In this lengthy book of almost 700 pages, its sixty-four-year-old author has gathered together a few letters, several e-mail transmissions, and several items posted to the internet at a web site known as the Catholic Information Center. These communications took place between November of 1996 and December of 1997, and, in content, each deal with topics, which are mostly theological in nature. For example, faith, grace, secret sins, and the Catholic position on slavery are among the topics discussed.
These communications were part of a series of discussions directed at individuals who, for the most part, regarded the author as a devil out to pervert the teachings of Jesus Christ. For that reason, much in these pages is bitter to say the least.
On the other hand, one will also find in these pages a great wealth of highly relevant quotations from prominent Catholic sources spread out over the entire two thousand years of Catholic history. In one sense, then, this is a markedly detailed stroll down the most famous memory lane of them all, which is to say the one generated by what is--by far!--the most successful institution in history: The Catholic Church.

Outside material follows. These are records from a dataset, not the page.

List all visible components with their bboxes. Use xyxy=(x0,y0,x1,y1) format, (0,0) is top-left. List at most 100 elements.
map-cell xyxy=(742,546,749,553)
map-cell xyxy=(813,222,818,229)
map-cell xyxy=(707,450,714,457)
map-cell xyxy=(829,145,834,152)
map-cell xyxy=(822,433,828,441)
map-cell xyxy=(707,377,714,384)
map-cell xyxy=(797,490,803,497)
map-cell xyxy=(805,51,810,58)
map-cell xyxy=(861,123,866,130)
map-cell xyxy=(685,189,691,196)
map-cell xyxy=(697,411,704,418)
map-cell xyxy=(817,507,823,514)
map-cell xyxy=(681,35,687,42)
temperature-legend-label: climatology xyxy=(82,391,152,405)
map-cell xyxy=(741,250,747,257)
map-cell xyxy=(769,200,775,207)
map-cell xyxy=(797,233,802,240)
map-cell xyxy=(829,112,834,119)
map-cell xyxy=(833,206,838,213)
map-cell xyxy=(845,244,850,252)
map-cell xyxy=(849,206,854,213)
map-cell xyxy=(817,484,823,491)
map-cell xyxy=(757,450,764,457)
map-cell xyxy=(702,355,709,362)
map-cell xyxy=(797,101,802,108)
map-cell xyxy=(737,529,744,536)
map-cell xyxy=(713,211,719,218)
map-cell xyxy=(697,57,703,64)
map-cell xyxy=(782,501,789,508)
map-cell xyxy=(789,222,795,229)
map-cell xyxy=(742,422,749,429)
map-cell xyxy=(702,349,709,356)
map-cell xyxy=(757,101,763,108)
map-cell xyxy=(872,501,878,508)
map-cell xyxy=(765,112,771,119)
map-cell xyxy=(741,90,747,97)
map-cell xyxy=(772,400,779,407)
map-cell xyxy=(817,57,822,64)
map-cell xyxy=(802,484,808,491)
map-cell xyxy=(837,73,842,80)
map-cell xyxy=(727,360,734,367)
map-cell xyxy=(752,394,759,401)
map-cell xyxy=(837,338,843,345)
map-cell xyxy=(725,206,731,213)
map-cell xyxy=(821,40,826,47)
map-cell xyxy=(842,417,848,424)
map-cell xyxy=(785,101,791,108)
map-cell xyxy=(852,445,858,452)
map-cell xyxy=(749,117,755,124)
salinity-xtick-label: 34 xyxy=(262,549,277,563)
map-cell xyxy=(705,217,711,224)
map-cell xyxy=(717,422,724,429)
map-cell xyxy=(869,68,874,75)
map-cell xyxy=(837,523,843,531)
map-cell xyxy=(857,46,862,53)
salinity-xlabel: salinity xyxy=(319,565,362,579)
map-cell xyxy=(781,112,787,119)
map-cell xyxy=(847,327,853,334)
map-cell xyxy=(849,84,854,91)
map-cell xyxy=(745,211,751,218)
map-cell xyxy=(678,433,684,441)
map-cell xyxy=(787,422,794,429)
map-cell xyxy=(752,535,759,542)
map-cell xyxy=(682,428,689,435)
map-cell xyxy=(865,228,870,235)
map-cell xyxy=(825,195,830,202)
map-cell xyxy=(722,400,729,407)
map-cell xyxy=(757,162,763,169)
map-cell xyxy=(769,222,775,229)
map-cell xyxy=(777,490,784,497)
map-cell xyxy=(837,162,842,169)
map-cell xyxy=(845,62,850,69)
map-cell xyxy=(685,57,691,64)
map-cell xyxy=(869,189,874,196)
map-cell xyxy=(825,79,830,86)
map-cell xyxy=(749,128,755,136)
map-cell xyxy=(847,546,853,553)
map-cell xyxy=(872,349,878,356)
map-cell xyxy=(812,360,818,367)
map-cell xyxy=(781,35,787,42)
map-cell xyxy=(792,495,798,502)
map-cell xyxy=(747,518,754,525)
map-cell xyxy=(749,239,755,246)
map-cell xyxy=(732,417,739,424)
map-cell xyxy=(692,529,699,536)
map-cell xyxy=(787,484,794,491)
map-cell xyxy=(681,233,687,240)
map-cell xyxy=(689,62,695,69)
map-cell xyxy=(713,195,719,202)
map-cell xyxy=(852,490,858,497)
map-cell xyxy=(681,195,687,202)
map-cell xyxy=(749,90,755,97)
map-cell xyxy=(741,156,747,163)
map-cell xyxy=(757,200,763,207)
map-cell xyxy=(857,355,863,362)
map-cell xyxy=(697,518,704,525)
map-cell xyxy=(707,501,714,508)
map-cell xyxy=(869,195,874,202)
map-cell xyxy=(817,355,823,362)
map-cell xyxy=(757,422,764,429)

Perhaps, like the author, you hunger to read not only the Bible but every line ever left to us by every pope and by every council, Father of the Church and Doctor of the Church approved by the popes. But, unlike the author, perhaps you have not the wherewithal to spend decades in the kind of seclusion, which makes it possible to devour hundreds of theological volumes. In that case, you may find this book a tour of just the right length to leave you with this blessing: a satisfying sense of having adequately fulfilled a dream you had long thought would never be fulfilled to any extent this side of the grave.